Il riscaldamento a legna e i combustibili di origine agricola e forestale possono definirsi un’ottima alternativa al combustibile fossile, sono  economici, naturali e rinnovabili.

Il calore che offre un impianto a biomassa permette diversi vantaggi tra i quali quello di asciugare l’aria e i muri aumentando così la salubrità dell’ambiente oltre che trasmettere quel calore familiare ed amichevole che la vista della fiamma in un camino regala da sempre.

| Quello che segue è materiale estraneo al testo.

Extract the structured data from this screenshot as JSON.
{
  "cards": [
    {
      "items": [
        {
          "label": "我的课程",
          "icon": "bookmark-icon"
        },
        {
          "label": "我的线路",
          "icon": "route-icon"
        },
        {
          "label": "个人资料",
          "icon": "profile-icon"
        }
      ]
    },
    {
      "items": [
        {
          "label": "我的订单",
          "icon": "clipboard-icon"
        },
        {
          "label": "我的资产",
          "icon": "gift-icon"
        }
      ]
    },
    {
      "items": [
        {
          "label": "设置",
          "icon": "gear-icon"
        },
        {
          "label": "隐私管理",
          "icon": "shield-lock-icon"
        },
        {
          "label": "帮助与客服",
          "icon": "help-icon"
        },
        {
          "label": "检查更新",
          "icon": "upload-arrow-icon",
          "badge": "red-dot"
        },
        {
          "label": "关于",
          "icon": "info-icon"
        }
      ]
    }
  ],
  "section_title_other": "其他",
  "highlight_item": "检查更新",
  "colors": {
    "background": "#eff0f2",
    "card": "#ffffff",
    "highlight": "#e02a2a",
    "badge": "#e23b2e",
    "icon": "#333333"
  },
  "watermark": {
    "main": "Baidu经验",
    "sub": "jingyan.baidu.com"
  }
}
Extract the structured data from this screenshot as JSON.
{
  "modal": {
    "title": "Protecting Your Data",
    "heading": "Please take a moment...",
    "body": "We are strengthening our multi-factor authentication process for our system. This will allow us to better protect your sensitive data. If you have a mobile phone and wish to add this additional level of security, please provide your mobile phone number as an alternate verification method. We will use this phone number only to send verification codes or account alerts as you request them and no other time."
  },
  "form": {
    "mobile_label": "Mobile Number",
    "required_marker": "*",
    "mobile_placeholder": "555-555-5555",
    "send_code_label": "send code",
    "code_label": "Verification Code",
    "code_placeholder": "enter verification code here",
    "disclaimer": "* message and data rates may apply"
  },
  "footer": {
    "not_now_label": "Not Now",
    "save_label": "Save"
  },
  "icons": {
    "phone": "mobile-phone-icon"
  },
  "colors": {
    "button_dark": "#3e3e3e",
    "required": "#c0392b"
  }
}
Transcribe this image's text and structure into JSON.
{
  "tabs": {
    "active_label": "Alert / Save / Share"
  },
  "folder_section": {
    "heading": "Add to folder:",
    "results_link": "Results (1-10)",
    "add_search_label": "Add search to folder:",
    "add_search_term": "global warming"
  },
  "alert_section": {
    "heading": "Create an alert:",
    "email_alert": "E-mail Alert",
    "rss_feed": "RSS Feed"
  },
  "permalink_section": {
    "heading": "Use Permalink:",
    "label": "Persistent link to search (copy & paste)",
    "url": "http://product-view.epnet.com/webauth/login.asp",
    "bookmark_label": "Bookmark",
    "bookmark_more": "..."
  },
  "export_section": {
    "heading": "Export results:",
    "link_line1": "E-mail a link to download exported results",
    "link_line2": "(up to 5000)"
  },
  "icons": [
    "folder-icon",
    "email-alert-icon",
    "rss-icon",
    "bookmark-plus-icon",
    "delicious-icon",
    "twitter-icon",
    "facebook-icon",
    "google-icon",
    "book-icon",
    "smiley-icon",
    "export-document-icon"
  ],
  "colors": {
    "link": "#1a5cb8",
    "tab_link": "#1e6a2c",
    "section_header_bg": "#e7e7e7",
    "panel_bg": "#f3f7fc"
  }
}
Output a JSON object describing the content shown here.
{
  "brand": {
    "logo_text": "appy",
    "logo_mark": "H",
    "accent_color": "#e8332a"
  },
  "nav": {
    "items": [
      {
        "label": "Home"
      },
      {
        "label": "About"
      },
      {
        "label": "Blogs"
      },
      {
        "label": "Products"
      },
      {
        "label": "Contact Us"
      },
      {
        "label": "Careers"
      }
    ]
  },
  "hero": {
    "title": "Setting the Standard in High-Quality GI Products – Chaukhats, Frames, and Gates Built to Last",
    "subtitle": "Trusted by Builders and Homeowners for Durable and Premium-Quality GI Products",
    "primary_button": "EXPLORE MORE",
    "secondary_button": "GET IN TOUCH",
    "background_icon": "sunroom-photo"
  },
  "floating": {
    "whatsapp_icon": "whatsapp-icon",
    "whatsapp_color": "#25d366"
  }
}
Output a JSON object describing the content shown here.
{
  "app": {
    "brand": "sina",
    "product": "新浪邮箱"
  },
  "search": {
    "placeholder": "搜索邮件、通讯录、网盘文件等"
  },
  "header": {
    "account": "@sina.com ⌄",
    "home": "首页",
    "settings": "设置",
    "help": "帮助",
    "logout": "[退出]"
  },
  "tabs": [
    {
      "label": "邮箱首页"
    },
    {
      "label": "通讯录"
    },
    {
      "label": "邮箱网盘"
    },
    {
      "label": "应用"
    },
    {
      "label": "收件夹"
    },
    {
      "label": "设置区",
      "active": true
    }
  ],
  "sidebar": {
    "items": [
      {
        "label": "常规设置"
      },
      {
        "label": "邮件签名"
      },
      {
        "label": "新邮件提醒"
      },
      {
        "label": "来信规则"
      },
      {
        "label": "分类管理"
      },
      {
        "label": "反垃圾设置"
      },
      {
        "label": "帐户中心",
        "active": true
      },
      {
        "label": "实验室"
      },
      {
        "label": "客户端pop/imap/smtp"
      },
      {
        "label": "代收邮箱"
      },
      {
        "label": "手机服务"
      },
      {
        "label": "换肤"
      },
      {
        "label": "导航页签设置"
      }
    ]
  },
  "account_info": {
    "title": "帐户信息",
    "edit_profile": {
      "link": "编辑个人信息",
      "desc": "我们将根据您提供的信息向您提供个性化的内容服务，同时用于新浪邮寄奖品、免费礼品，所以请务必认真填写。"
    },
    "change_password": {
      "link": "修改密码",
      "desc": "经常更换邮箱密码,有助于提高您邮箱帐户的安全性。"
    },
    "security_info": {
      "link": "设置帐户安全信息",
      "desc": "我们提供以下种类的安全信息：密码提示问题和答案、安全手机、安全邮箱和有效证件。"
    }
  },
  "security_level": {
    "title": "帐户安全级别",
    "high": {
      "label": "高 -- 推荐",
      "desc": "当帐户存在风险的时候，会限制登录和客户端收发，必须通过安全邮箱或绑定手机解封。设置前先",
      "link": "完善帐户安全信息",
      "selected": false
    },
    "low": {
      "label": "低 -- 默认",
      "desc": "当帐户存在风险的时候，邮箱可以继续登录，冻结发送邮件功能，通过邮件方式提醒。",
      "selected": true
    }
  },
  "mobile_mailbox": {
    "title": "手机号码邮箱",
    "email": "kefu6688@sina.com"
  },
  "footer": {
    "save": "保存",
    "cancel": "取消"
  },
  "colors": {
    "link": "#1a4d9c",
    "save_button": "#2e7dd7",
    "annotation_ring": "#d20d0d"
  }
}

Un apparecchio tradizionale a biomassa con una buona tecnologia, può scaldare in maniera confortevole e soddisfacente un’intera abitazione ed essere oltre ad una valida fonte di calore anche un complemento d’arredamento piacevole.

Con l’utilizzo di nuovi materiali e progettazioni adeguate sono stati creati apparecchi sempre più performanti e con elevati rendimenti termici in modo da garantire una copertura di calore entro tutta l’abitazione.

Utilizzando biomassa come combustibile si riducono le emissioni di CO2 rispetto ai combustibili di origine fossile in quanto  in un impianto installato correttamente il bilancio delle emissioni è pressoché neutro.
Infatti bruciando materiali biomassa viene rilasciata la stessa quantità di anidride carbonica (CO2) che la pianta ha immagazzinato nel suo ciclo vitale e che comunque emanerebbe se venisse lasciata marcire nel bosco.

Utilizzando il legname di sottobosco si mantengono i boschi puliti e la reintegrazione di giovani piante, le pulizie del sottobosco inoltre creano occupazione e sviluppo di professionalità locali. Si viene così a creare un circolo virtuoso nel quale le risorse del territorio circolano con ricadute positive sul territorio stesso.

Sono inoltre previsti degli sgravi fiscali per l’acquisto di generatori a biomassa idonei al riscaldamento.